App.–El Paso Aug. 12, 2009, no pet. h.) (not yet reported). This Court never held that the evidence
was legally and factually sufficient to sustain a jury award of $2.2 million. Id. Rather, we found it
unnecessary to address M&A’s argument that the cost method employed by Ratliff, which failed to
rely on economic obsolescence, was error when Ratliff’s testimony, at most, would only appear to
support a jury award of $2.2 million. Id. Because we never determined that the evidence was
actually sufficient to support an award of $2.2 million, we find IVG’s remittitur of $800,000
insufficient to cure the error.
Nevertheless, if we determine that remittitur is appropriate, we must suggest a proper
remittitur. TEX . R. APP . P. 46.5. In this case, Ratliff’s cost-method reasoning is flawed; therefore,
the evidence is insufficient to support an award on any amount and remittitur is not appropriate. See
Merrell Dow Pharmaceuticals, Inc. v. Havner, 953 S.W.2d 706, 712-14 (Tex. 1997) (unreliable
scientific expert testimony is legally no evidence); Plunkett v. Connecticut General Life Ins. Co., 285
S.W.3d 106, 116 (Tex. App.–Dallas 2009, pet. filed) (inferences and opinions drawn either from
unreliable foundational data or flawed methodology and reasoning are unreliable and legally no
evidence).
Analysis of Cost-Method Approach
Part of the cost-method approach requires consideration of whether the earnings of the
business “are capable of providing a reasonable rate of return on all the property devoted to the
enterprise.” See Gordon V. Smith & Russell L. Parr, Valuation of Intellectual Property and
Intangible Assets 206 (3rd ed. 2000). Although Ratliff valued the e-commerce platform at $1.8
million and the hardware and software component at $.4 million, his estimation of future revenue
was purely speculative. See M&A, 2009 WL 2456289, at *8. We also note that Ratliff’s valuation
was based on estimates he collected from website costs and the costs incurred by profitable
companies with developing similar technology. But as we noted in our opinion, IVG was a small
unproven entity and did not compare to large, profitable companies. See M&A, 2009 WL 2456289,
at *9. Thus, there is no way to determine whether IVG’s future earnings were capable of providing
a reasonable return on its historical cost, i.e., the cost to rebuild the e-commerce platform and the
hardware and software component. In other words, Ratliff’s opinion was based on flawed
methodology and reasoning, and therefore, was no evidence of actual damages under the cost-
method approach. See Havner, 953 S.W.2d at 712-14; Plunkett, 285 S.W.3d at 116.
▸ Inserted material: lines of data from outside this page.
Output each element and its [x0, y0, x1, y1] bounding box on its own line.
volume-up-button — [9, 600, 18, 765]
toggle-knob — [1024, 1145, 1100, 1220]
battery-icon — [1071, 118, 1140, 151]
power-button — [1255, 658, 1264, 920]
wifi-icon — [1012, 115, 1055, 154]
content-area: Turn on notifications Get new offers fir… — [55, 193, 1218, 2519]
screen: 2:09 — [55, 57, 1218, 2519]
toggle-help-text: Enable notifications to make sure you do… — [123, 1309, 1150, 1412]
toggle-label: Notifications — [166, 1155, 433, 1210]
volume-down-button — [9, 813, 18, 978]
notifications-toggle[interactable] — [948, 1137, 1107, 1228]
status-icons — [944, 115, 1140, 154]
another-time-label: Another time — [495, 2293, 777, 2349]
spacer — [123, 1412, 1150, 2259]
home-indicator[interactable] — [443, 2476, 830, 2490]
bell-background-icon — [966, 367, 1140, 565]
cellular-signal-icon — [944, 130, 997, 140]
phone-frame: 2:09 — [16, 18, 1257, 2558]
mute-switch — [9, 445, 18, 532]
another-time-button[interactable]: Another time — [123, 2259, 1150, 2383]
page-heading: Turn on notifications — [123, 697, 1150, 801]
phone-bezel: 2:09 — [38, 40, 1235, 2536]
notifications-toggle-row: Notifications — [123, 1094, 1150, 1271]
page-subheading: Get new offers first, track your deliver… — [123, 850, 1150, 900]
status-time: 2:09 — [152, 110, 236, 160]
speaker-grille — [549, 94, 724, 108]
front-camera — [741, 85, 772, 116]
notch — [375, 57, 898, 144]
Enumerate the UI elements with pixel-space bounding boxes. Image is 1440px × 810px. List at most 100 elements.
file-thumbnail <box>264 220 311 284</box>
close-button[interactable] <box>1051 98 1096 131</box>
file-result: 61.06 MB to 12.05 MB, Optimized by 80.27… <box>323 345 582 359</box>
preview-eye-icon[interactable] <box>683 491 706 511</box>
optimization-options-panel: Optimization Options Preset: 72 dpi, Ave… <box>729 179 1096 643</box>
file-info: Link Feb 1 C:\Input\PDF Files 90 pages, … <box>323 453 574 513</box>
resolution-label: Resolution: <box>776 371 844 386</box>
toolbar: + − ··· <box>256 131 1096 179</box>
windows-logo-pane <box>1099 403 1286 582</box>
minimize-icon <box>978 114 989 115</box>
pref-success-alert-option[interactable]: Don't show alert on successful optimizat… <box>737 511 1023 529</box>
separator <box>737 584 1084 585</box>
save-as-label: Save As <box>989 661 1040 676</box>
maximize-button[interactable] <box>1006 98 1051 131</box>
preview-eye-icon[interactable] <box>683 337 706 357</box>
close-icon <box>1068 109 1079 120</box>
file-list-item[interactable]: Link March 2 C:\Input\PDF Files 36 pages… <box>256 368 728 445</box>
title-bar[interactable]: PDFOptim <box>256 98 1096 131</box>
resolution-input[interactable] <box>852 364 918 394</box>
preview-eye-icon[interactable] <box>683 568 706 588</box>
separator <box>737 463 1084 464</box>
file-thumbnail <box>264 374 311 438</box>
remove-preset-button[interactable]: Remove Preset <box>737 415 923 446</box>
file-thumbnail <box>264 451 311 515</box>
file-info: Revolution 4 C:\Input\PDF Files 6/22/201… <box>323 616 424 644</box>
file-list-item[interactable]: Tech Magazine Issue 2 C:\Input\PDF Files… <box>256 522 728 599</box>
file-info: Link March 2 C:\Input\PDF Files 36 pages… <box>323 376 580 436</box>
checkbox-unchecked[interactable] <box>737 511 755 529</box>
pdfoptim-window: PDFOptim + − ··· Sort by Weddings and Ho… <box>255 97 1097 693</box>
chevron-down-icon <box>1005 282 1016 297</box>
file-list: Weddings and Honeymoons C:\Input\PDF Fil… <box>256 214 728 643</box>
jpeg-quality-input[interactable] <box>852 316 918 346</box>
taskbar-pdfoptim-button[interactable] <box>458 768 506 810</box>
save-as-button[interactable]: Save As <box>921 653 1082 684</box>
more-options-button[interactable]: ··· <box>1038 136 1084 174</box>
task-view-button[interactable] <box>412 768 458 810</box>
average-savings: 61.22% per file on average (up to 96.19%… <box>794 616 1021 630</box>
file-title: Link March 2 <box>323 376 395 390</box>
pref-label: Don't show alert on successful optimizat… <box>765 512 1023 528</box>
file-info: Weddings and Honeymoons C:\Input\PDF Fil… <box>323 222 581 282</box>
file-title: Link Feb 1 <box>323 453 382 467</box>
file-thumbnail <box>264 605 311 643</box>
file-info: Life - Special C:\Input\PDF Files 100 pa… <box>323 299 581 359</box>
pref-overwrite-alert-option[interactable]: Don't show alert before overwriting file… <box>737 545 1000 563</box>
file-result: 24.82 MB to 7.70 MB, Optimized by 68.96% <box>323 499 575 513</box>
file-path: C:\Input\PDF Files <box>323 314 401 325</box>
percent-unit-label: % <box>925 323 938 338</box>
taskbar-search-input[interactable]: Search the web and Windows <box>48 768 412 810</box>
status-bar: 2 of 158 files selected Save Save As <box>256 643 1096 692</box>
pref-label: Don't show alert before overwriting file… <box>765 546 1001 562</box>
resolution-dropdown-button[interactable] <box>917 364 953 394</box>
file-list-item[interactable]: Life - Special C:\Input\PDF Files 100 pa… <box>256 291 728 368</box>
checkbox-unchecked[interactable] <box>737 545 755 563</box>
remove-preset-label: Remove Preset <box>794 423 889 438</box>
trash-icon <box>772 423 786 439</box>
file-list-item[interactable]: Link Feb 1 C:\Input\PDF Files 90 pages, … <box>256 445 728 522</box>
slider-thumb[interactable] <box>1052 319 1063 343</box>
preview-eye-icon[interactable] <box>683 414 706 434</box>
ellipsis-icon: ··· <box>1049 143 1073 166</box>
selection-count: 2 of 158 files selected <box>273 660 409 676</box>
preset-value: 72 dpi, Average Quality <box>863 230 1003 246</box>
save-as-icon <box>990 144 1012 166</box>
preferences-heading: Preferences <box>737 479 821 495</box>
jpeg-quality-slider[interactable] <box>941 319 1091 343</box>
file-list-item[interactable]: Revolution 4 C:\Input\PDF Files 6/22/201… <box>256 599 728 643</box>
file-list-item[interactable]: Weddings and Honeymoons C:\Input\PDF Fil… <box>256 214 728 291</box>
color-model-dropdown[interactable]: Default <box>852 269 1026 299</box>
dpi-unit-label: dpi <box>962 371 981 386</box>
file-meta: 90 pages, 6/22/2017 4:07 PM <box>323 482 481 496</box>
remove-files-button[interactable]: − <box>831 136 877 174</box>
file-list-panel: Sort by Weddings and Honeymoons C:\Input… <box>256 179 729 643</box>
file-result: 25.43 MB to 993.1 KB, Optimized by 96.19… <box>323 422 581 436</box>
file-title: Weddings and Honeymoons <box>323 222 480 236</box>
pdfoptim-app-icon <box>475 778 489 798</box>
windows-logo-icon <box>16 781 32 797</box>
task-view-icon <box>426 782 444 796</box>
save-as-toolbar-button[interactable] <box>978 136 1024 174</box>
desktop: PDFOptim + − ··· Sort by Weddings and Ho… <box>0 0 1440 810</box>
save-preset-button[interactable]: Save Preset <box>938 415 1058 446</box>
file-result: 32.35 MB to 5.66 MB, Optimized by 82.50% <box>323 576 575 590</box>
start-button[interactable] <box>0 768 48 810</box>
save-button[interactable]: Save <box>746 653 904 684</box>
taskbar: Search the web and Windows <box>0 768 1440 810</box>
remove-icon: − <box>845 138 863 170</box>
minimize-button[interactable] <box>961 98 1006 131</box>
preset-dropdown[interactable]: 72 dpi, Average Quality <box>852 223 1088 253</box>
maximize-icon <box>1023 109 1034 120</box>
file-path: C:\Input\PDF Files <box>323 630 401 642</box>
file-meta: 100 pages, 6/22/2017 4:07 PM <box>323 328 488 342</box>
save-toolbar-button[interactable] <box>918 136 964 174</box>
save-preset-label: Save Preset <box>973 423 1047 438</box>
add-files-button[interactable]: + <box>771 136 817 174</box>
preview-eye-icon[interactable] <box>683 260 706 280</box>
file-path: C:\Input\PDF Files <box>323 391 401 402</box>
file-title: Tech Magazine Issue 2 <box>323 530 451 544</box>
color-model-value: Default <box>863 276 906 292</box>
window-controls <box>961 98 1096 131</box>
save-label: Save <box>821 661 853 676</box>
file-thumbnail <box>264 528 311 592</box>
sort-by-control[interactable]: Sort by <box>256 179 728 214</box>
Accordingly, without any evidence of actual damages, remittitur will not cure the reversible
error in this case. See TEX . R. APP . P. 46.5. We reject IVG’s request for voluntary remittitur.
Severance
IVG also asks that we sever M&A’s claims against Ross and only remand for a partial new
trial. IVG’s request is predicated on our acceptance of the remittitur. See TEX . R. APP . P. 46.5
(when the voluntary remittitur is sufficient to cure the error, the appellate court must accept it and
affirm the judgment as reformed). Because we hold that remittitur is inappropriate, we decline to
sever M&A’s claims against Ross and remand for a partial trial solely involving Ross’ claims.
IVG’s motion for rehearing is denied.
GUADALUPE RIVERA, Justice
September 30, 2009
Before Chew, C.J., McClure, and Rivera, JJ.